Search code examples
javascriptpythonweb-crawlerpuppeteerapify

Memory issue on using Apify Puppeteer crawling


I have been working on a Python project where the users provide a long list of URLs to the program (lets say 100 URLs), and the program will spawn 100 processes to execute the JavaScript code which contains the crawler code (using Apify.launchPuppeteer()). Moreover, the JavaScript code is created and modified based on the Apify Puppeteer single page template.

However, concurrently calling the crawling code by the 100 processes uses up a lot of memory, which leads to lagging. Since the Python code is waiting to read the result from the file that's written by the JavaScript code, insufficient memory greatly affects the performance and raises errors on file writing. I was wondering is there any ways to optimize the JavaScript crawler code, or if there are any improvements that can be made on both sides?

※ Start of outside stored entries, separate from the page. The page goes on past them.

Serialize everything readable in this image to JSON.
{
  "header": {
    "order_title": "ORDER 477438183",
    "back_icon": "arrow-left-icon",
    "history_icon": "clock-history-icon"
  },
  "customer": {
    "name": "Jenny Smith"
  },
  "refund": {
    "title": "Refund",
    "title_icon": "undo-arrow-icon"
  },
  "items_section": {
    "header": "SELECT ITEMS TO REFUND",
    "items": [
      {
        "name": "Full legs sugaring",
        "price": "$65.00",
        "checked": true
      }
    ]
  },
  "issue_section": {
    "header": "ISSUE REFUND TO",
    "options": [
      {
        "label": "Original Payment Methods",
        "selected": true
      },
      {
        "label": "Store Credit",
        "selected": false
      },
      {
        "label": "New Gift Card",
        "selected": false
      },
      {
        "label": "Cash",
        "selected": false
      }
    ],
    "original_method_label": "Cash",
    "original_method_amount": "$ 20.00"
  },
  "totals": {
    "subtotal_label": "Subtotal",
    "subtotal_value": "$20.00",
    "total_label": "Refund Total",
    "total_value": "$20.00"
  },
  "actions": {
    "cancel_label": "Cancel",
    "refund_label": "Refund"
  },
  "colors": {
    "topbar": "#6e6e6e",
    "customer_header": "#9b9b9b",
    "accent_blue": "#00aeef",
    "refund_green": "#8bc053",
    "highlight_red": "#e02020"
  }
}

Some edits --- Extra information on the program: user is giving a list of URLs (domains) and the program wants to crawl through all the links in the domain (e.g. crawl all hyperlinks one of the domain github.com), recursively.


Solution

  • Launching 100 separate crawling processes is totally unnecessary. Apify provides crawler classes that can scrape a list or queue full of URLs. They also manage concurrency so the run stays within CPU and memory limits. We commonly scrape millions of URLs without significant memory or CPU issues. I would use PuppeteerCrawler.